Now let's assume there's an injury. If the Patriots have built up a set of passing statistics with Brady as the QB, those statistics are going to be pretty damn good, and they'll carry through to the next games. After 14 weeks, Brady gets injured and is out for the season. This is where a player simulation has its advantage; by using the great team stats that the Patriots had generated to simulate the subsequent games, you misrepresent the Patriots' skill as being greater than it actually is. Therefore, the next games will be inaccurate. When you use replace Brady with his backup, everything might work out. The tricky part is assigning averages or attributes to a player with no experience. You can figure out for yourself. Other provisions can be made when using team's stats if an injury occurs, like a assigning a general injury multiplier to the affected statistics. Trades can be treated in the same manner as injuries; both a player swap.
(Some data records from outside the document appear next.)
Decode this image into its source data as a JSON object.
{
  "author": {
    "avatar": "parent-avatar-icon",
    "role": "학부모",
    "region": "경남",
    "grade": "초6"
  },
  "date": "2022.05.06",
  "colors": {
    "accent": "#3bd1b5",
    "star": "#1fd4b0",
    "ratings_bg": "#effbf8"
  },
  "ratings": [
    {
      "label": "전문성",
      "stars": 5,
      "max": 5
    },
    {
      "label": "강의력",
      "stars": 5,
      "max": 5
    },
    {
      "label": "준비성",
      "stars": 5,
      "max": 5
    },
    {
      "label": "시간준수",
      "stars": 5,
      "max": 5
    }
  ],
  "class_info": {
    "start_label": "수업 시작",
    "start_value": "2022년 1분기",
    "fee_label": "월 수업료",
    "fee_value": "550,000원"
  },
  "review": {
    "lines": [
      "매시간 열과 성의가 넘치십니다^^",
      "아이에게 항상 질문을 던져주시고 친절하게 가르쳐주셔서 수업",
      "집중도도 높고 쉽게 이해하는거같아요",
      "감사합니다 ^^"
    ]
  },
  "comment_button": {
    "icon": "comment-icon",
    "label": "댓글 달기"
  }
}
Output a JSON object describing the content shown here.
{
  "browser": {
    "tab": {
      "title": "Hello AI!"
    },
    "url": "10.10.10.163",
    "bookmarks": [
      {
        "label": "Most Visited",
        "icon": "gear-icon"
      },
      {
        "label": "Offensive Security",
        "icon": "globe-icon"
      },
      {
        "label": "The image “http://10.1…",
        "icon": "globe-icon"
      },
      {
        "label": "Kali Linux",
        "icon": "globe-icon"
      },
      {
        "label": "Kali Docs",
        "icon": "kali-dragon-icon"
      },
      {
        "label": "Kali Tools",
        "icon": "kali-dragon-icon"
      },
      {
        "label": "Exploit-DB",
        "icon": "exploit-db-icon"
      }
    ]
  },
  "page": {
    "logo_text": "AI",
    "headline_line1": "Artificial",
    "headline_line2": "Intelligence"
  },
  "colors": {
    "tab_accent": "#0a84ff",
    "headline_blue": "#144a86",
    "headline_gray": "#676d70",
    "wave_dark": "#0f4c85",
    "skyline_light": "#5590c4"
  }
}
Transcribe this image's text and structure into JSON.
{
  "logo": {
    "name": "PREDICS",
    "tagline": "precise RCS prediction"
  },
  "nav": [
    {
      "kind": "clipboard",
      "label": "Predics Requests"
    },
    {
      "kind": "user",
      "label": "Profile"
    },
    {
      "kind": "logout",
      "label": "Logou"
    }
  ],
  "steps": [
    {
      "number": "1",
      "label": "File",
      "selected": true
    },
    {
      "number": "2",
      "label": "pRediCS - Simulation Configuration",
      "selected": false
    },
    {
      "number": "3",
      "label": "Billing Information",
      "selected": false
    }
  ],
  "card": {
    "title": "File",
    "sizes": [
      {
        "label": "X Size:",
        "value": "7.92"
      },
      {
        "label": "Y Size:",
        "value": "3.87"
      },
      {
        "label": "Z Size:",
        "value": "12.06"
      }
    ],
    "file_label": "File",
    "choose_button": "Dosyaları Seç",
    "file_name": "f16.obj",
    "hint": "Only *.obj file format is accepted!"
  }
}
When deciding whether to write a simulation using team statistics or player statistics, the important factors to consider are: programming ability, patience, and free time. If you're an expert programmer with experience integrating web data with your respective programming language or if you've got a real drive to get the program done, consider using player stats. Otherwise, use team stats.

If you're wondering about how team accuracy compares with player accuracy, compare Black Box Sports and Accuscore. Black Box Sports' NFLSim uses team statistics for play-by-play simulations, Accuscore assigns attributes to individual players for their play-by-play simulation. This is the first full season for Black Box Sports, so we'll see who wins.